Fill in some cells and leave others blank for the learner to complete. Include a separate answer key.

Example row:
| Root | Noun | Verb | Adjective | Adverb |
|------|------|------|-----------|--------|
| create | creation | create | creative | creatively |
| employ | _______ | employ | _______ | — |

Here we have again use the formatting language Markdown to indicate an example table to the AI. The AI may be able to construct the table solely from the description "as a table with columns ..." and understand how to leave some cells blank, but if not consider adding the example to be more specific.

Other formats

We have shown some examples of exercises, which are common, but you can ask for others too. Odd-one-out exercises (which word doesn't belong?), categorization exercises (group these words by topic), or sentence-writing prompts (use each word in a sentence of your own) all work well with AI. The pattern is the same: specify the format, the level, the topic, and any constraints. Experiment and ask for what you need in a certain situation. 

L1 support for vocabulary

As covered earlier, the learner's native language can be a useful resource for vocabulary learning. For vocabulary lists, it can make sense to include L1 translations alongside the target language, especially for lower-level learners where L1 translations speed up initial word learning.

Create a vocabulary list for a Japanese-speaking A2 learner studying English.
Topic: daily routines.
12 items.

For each word, include the English word, the Japanese translation, and a simple English example sentence.
Use natural Japanese translations, not word-for-word equivalents.

If you don't speak the learner's L1, the caveats from Chapter 3 apply.

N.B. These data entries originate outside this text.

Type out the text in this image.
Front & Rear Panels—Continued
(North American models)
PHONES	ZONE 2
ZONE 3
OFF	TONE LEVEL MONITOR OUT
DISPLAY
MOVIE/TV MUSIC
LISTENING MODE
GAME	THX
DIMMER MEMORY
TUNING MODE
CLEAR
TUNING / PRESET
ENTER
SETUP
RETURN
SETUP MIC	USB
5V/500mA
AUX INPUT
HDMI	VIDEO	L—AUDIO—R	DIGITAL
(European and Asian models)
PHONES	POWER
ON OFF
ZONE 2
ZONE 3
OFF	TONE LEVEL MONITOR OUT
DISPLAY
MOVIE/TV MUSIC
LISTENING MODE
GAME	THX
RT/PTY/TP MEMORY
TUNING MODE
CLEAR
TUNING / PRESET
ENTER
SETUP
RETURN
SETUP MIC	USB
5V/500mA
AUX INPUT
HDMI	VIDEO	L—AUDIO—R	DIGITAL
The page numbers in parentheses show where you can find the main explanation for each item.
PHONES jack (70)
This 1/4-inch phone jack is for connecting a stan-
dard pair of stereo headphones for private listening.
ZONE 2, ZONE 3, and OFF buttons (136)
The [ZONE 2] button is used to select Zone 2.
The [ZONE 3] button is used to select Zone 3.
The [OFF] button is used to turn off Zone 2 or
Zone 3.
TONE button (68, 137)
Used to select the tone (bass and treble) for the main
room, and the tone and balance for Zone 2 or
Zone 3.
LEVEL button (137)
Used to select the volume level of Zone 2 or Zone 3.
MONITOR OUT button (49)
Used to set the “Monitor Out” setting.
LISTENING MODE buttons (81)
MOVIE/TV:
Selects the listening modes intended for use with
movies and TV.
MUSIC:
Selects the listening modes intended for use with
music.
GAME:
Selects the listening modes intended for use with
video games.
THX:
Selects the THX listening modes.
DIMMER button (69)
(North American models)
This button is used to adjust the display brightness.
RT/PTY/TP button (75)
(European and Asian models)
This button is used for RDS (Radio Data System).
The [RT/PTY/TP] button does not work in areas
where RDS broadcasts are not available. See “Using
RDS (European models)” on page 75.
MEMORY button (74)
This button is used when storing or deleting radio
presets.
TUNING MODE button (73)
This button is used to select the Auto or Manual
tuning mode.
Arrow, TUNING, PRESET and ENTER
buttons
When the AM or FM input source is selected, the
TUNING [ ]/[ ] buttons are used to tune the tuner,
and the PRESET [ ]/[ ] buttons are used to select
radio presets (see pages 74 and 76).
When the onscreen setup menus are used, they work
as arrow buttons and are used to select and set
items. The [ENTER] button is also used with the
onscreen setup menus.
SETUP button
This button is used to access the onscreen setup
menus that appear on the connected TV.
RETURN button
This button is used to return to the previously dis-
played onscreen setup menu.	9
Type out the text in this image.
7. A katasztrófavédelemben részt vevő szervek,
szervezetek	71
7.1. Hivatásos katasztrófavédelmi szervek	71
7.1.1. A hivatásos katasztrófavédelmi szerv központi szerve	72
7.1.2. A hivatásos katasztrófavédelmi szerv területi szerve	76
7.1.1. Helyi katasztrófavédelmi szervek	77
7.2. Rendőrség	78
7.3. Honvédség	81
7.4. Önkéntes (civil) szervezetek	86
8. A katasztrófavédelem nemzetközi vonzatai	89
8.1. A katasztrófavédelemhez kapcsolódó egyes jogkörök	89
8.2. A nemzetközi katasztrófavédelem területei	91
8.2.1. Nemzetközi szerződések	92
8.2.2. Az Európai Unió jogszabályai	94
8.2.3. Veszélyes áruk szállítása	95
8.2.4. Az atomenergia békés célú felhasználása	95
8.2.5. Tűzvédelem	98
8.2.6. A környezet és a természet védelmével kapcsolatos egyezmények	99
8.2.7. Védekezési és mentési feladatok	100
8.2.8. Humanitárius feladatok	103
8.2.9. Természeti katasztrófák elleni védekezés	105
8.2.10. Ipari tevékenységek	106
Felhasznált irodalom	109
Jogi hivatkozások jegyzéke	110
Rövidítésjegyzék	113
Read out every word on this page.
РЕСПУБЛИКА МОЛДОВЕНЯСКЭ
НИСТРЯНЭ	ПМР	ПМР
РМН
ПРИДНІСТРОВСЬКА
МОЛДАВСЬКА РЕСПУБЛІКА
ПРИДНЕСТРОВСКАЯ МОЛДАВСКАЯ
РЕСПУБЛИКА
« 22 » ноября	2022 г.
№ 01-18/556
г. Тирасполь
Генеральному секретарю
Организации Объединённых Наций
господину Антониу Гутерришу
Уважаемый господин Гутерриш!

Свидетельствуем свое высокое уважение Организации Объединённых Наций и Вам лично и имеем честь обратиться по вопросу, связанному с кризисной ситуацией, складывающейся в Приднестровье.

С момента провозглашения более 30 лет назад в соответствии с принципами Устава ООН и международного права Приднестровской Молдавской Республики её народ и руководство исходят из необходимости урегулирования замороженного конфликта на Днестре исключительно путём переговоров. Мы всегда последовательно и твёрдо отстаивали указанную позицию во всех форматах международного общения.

Be transparent with the learner and let them flag anything that sounds off.

You can also generate exercises that specifically target the relationship between two languages, leveraging cognates (similar words with similar meanings) and addressing false friends (similar words with different meanings).

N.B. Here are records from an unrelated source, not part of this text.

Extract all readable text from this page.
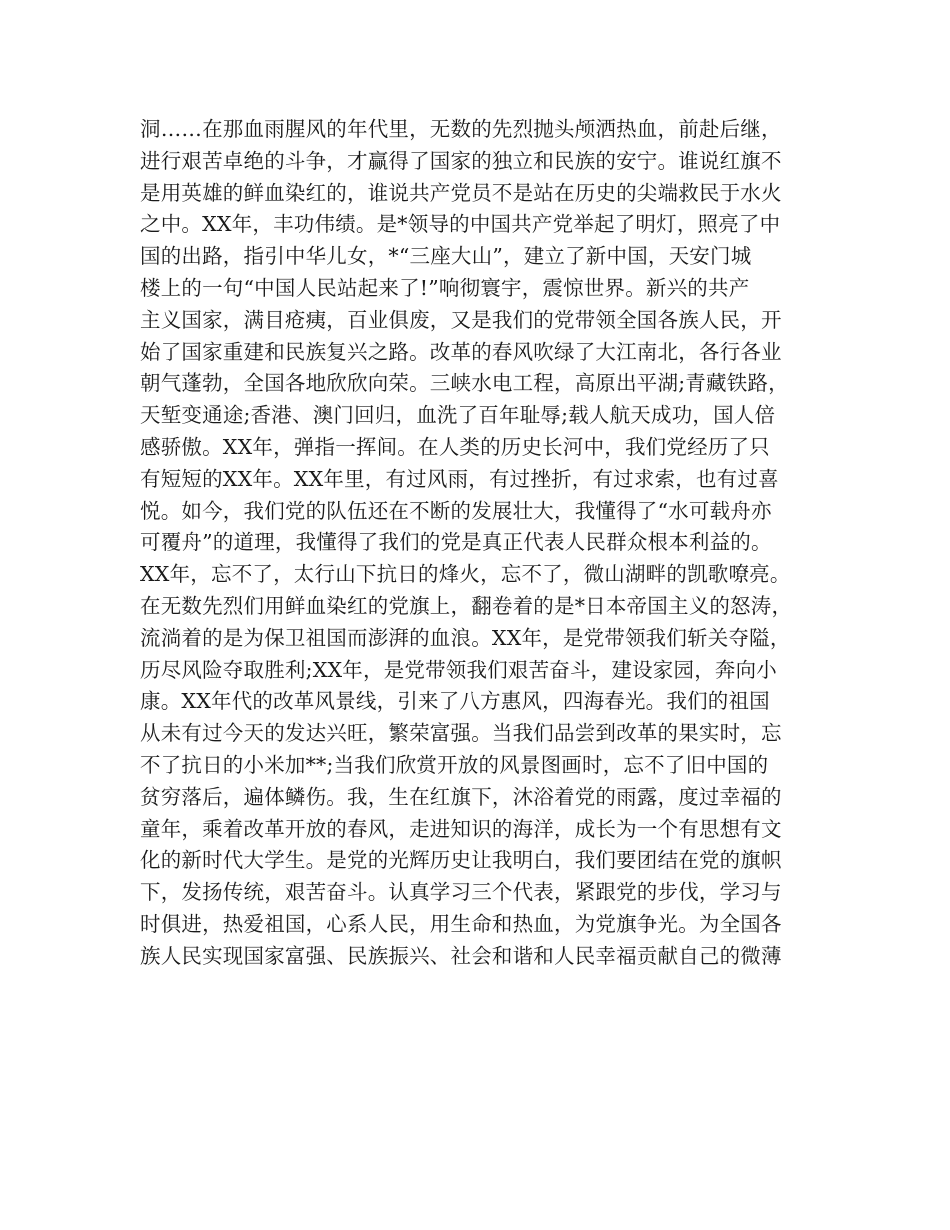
洞……在那血雨腥风的年代里，无数的先烈抛头颅洒热血，前赴后继，
进行艰苦卓绝的斗争，才赢得了国家的独立和民族的安宁。谁说红旗不
是用英雄的鲜血染红的，谁说共产党员不是站在历史的尖端救民于水火
之中。XX年，丰功伟绩。是*领导的中国共产党举起了明灯，照亮了中
国的出路，指引中华儿女，*“三座大山”，建立了新中国，天安门城
楼上的一句“中国人民站起来了!”响彻寰宇，震惊世界。新兴的共产
主义国家，满目疮痍，百业俱废，又是我们的党带领全国各族人民，开
始了国家重建和民族复兴之路。改革的春风吹绿了大江南北，各行各业
朝气蓬勃，全国各地欣欣向荣。三峡水电工程，高原出平湖;青藏铁路，
天堑变通途;香港、澳门回归，血洗了百年耻辱;载人航天成功，国人倍
感骄傲。XX年，弹指一挥间。在人类的历史长河中，我们党经历了只
有短短的XX年。XX年里，有过风雨，有过挫折，有过求索，也有过喜
悦。如今，我们党的队伍还在不断的发展壮大，我懂得了“水可载舟亦
可覆舟”的道理，我懂得了我们的党是真正代表人民群众根本利益的。
XX年，忘不了，太行山下抗日的烽火，忘不了，微山湖畔的凯歌嘹亮。
在无数先烈们用鲜血染红的党旗上，翻卷着的是*日本帝国主义的怒涛，
流淌着的是为保卫祖国而澎湃的血浪。XX年，是党带领我们斩关夺隘，
历尽风险夺取胜利;XX年，是党带领我们艰苦奋斗，建设家园，奔向小
康。XX年代的改革风景线，引来了八方惠风，四海春光。我们的祖国
从未有过今天的发达兴旺，繁荣富强。当我们品尝到改革的果实时，忘
不了抗日的小米加**;当我们欣赏开放的风景图画时，忘不了旧中国的
贫穷落后，遍体鳞伤。我，生在红旗下，沐浴着党的雨露，度过幸福的
童年，乘着改革开放的春风，走进知识的海洋，成长为一个有思想有文
化的新时代大学生。是党的光辉历史让我明白，我们要团结在党的旗帜
下，发扬传统，艰苦奋斗。认真学习三个代表，紧跟党的步伐，学习与
时俱进，热爱祖国，心系人民，用生命和热血，为党旗争光。为全国各
族人民实现国家富强、民族振兴、社会和谐和人民幸福贡献自己的微薄
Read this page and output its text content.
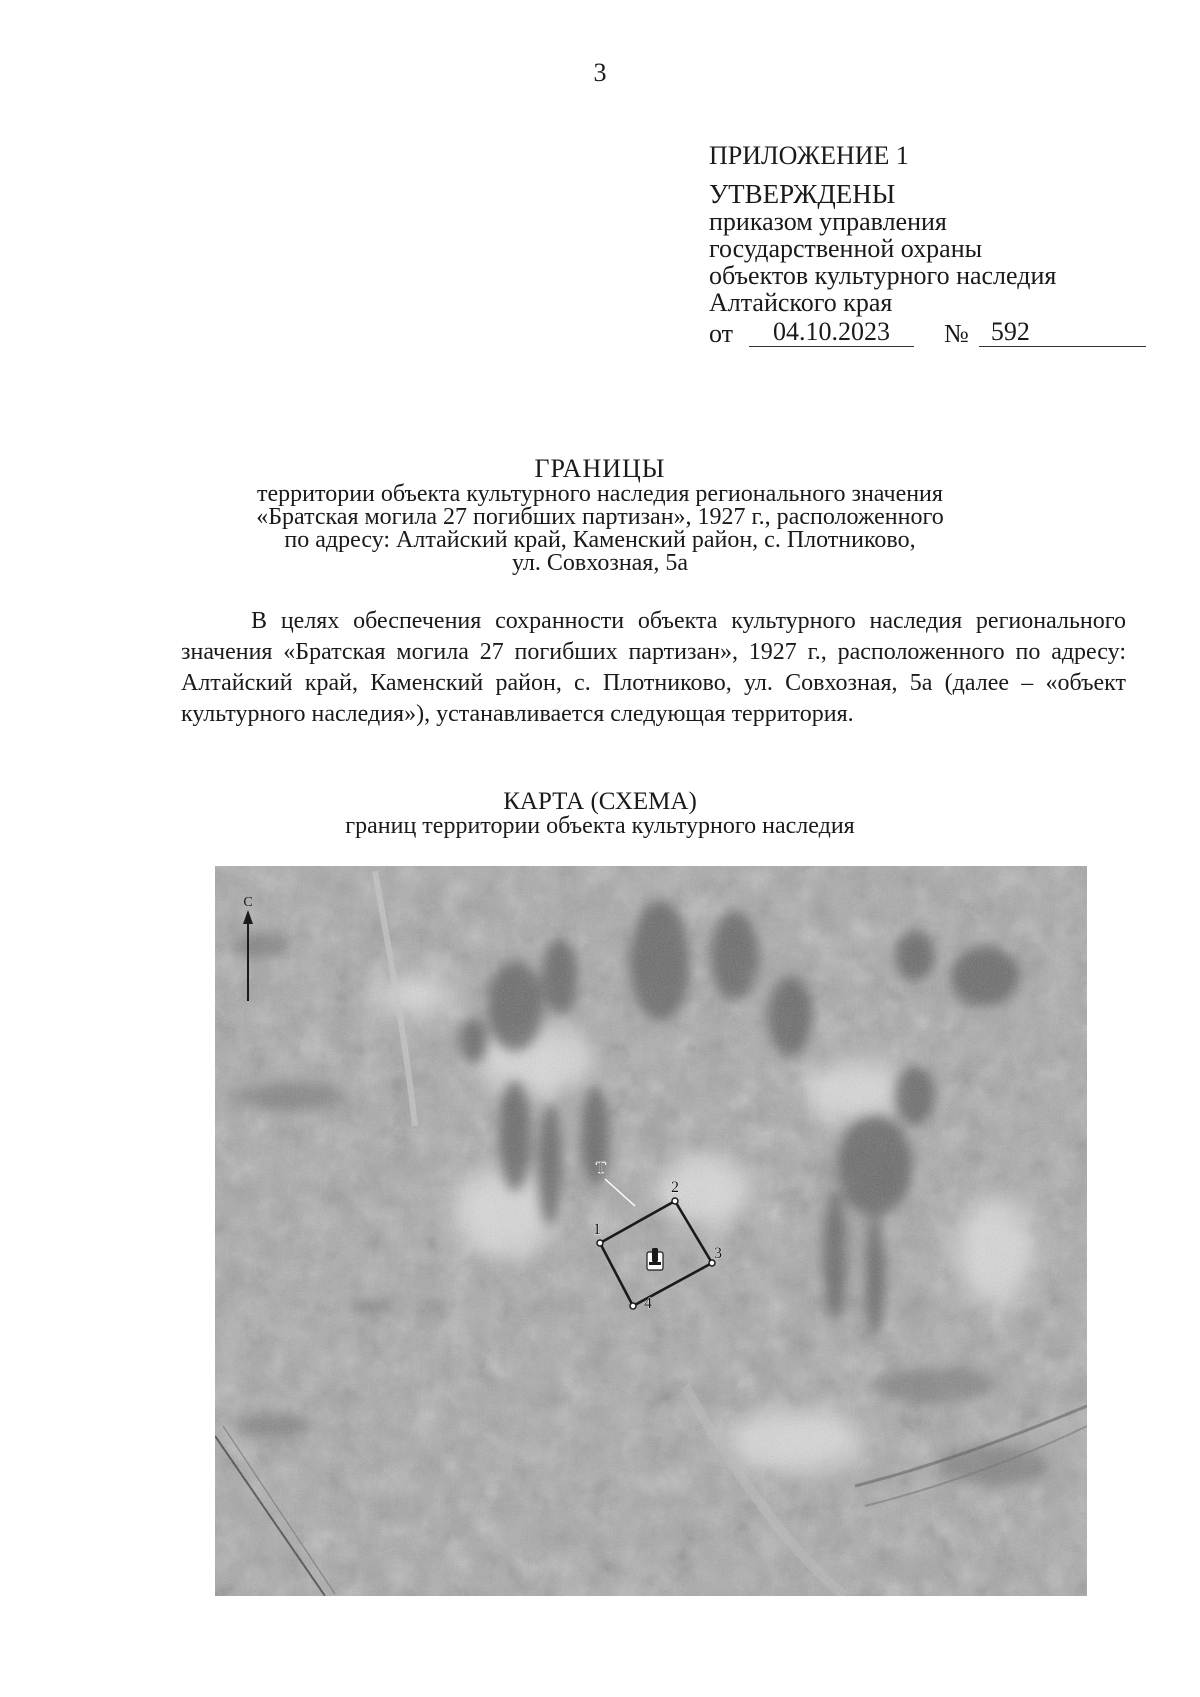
3
ПРИЛОЖЕНИЕ 1
УТВЕРЖДЕНЫ
приказом управления
государственной охраны
объектов культурного наследия
Алтайского края
от	04.10.2023	№ 592
ГРАНИЦЫ
территории объекта культурного наследия регионального значения
«Братская могила 27 погибших партизан», 1927 г., расположенного
по адресу: Алтайский край, Каменский район, с. Плотниково,
ул. Совхозная, 5а
В целях обеспечения сохранности объекта культурного наследия регионального значения «Братская могила 27 погибших партизан», 1927 г., расположенного по адресу: Алтайский край, Каменский район, с. Плотниково, ул. Совхозная, 5а (далее – «объект культурного наследия»), устанавливается следующая территория.
КАРТА (СХЕМА)
границ территории объекта культурного наследия
С
Т
1
2
3
4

I teach English to Spanish-speaking B1 learners.
Create an exercise with two parts:

Part 1: "Good friends" — 8 English-Spanish cognates where the meaning is the same or very similar (e.g., telephone/teléfono).
For each, write an English sentence using the word.

Part 2: "False friends" — 6 English-Spanish false friends where the similar-looking word means something different (e.g., embarrassed ≠ embarazada).
For each, explain the actual meaning in both languages and write a sentence showing the correct English usage.

This kind of exercise turns a common source of errors into an explicit learning opportunity. 

Tips and pitfalls

  • Check CEFR level accuracy. AI's sense of vocabulary difficulty is approximate. It's generally reasonable at B1-B2 but tends to overshoot at lower levels (giving B1 words when you asked for A2) and undershoot at higher levels (giving B2 words when you asked for C1). A quick scan will hopefully reveal any words that don't fit.

  • Watch out for polysemy. Many common words have multiple meanings. "Run" can mean to move quickly, to manage a business, to operate software, or to flow. If you're generating vocabulary for a specific context, it can help to add "definitions as used in [context]" to your prompt so the AI picks the right meaning.

  • Review answer keys. Vocabulary exercises can be prone to answer key errors. Fill-in-the-blank exercises sometimes have blanks where more than one word fits. Multiple choice exercises sometimes have two plausible answers. A quick check before sharing the exercise saves confusion later.